My Lords, before the noble Lord sits down, I ask him to respond to a point made by me and my noble friend Lord Alton—what my noble friend Lord Alton described as Helsinki with an Asian face and which I went into in rather greater depth—about the possibility of some sub-regional or regional organisation that would emerge from the six-party talks. That would have the advantage of dealing with both security issues with people-to-people contacts and economic development in a way that would balance in future and, perhaps, move all the issues forward. Would the Government be prepared to consider that and think carefully whether they could canvas that idea with some of their partners and allies?

My Lords, I am happy to give the noble Lord that assurance. Listening to the debate this afternoon, I was struck by the consensus across the House on the need to manage those strands as an integrated whole and the important difference in approach of those nations local to the area, which would need to be considered, as well as those from the global perspective. I will therefore take back to my colleagues the point made about Helsinki with an Asian face and ask them to consider responding directly to the noble Lord on that point.

My Lords, further to that question, will the Minister also say whether he is prepared further to consider the discussions of the provision from a fuel bank of LEU rather than HEU to countries that need, or decide that they want, a civil nuclear programme? Can he say anything about the Government's attitude to the idea of a cut-off for the creation of fissionable material?

My Lords, I commit to write to the noble Baroness to give her full data on our position on the fuel bank. It is a complex but potentially important initiative and I will write to her about it.

My Lords, this has been a characteristically well informed debate and a timely one. I agree with the Minister when he said that there has been widespread agreement from all parts of your Lordships' House about the importance of holding together the three strands of humanitarian concerns, human rights and security questions.

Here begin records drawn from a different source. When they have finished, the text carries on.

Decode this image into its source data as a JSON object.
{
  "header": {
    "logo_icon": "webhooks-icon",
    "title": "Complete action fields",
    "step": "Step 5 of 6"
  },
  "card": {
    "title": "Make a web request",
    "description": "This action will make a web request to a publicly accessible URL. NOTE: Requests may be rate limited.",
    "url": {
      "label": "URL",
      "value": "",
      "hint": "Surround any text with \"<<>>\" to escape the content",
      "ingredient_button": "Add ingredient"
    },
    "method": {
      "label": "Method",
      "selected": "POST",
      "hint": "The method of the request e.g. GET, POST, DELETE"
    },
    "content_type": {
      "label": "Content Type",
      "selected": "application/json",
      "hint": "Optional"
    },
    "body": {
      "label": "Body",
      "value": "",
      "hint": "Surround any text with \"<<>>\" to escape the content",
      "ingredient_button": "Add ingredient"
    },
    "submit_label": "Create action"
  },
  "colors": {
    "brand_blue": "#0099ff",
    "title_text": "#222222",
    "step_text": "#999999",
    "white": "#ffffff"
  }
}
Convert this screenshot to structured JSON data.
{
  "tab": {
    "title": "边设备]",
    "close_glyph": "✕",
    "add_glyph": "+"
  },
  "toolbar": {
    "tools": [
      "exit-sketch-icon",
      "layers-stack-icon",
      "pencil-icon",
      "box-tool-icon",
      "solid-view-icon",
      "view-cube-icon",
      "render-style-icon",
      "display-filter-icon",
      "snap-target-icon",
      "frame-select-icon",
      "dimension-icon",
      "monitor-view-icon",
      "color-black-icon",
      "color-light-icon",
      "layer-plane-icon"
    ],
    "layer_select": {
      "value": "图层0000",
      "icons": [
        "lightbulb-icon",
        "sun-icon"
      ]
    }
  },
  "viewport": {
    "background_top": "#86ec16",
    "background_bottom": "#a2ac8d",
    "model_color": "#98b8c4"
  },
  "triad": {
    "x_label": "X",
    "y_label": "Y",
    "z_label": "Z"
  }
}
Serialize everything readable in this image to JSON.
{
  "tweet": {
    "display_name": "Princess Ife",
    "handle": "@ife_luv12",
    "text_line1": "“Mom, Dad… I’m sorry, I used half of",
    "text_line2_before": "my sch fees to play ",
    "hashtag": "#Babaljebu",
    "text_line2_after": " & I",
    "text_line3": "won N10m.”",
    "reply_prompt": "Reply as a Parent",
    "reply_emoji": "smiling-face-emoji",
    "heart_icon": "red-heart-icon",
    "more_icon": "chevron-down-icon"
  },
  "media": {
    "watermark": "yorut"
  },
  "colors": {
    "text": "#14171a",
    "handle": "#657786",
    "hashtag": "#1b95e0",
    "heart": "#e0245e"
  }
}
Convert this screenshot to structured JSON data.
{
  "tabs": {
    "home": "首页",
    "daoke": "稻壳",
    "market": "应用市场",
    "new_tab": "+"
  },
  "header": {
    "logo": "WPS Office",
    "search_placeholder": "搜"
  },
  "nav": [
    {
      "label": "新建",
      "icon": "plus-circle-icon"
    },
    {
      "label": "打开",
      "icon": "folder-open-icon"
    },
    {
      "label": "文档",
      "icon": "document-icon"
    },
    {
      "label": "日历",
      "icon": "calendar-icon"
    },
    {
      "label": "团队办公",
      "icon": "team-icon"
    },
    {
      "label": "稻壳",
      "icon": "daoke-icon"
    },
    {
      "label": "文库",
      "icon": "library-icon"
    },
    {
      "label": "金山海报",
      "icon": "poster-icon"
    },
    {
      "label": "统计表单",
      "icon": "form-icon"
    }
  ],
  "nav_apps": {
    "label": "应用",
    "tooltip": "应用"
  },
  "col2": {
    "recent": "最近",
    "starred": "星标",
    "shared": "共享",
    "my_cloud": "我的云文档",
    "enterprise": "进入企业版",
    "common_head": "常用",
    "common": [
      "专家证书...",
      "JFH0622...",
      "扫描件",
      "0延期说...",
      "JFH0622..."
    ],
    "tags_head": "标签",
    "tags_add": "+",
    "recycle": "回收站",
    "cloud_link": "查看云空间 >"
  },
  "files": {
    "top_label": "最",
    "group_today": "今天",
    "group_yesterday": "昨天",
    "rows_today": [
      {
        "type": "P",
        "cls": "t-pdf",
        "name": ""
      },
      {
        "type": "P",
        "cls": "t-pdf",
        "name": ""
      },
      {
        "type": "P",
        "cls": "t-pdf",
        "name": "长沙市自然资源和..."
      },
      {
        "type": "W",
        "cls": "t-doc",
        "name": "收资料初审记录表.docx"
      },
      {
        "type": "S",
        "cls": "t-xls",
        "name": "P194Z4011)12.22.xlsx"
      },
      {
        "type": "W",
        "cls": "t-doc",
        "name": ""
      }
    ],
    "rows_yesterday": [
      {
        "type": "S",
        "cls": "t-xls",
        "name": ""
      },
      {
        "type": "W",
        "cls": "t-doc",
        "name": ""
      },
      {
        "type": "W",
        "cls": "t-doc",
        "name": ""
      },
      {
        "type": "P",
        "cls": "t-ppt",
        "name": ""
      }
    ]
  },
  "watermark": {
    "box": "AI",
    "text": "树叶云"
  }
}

Among the recurring themes expressed by many have been the desirability of critical but constructive engagement with North Korea—albeit, as the noble Lord, Lord Wallace, said, that it will be a slow and painful process. Other noble Lords have cited the centrality of China’s role and the dangers of proliferation to China, the Republic of Korea and Japan. Reference has been made to the danger to the world if non-proliferation measures are left in tatters if we do not get this question right and act effectively.

We have reiterated our commitment to a denuclearised peninsula and the prevention of seepage to terrorist organisations and states that might misuse nuclear materials. We debated the nature of the regime and its dangerous depredations; the need to hold together those three strands; and the importance of viewing the crisis from the perspective of North Korea as well as our own. There have been warnings about coming famine. One noble Lord said that to use food as a weapon of war would be a very dangerous gamble. I was especially pleased to hear what the Minister said in reply to that point.

As I said earlier, in 2003, the noble Baroness, Lady Cox, and I were at Panmunjom on the 38th parallel, where the ceasefire was signed in 1953. When we were there, we wrote in the visitors’ book that it is better to build bridges than to build walls. Walls have surrounded North Korea for the past 55 years. It takes more creativity and intelligence to build bridges, but I believe that all of your Lordships are committed to that process. I thank all noble Lords who have participated in the debate today and I beg leave to withdraw the Motion.

Motion for Papers, by leave, withdrawn.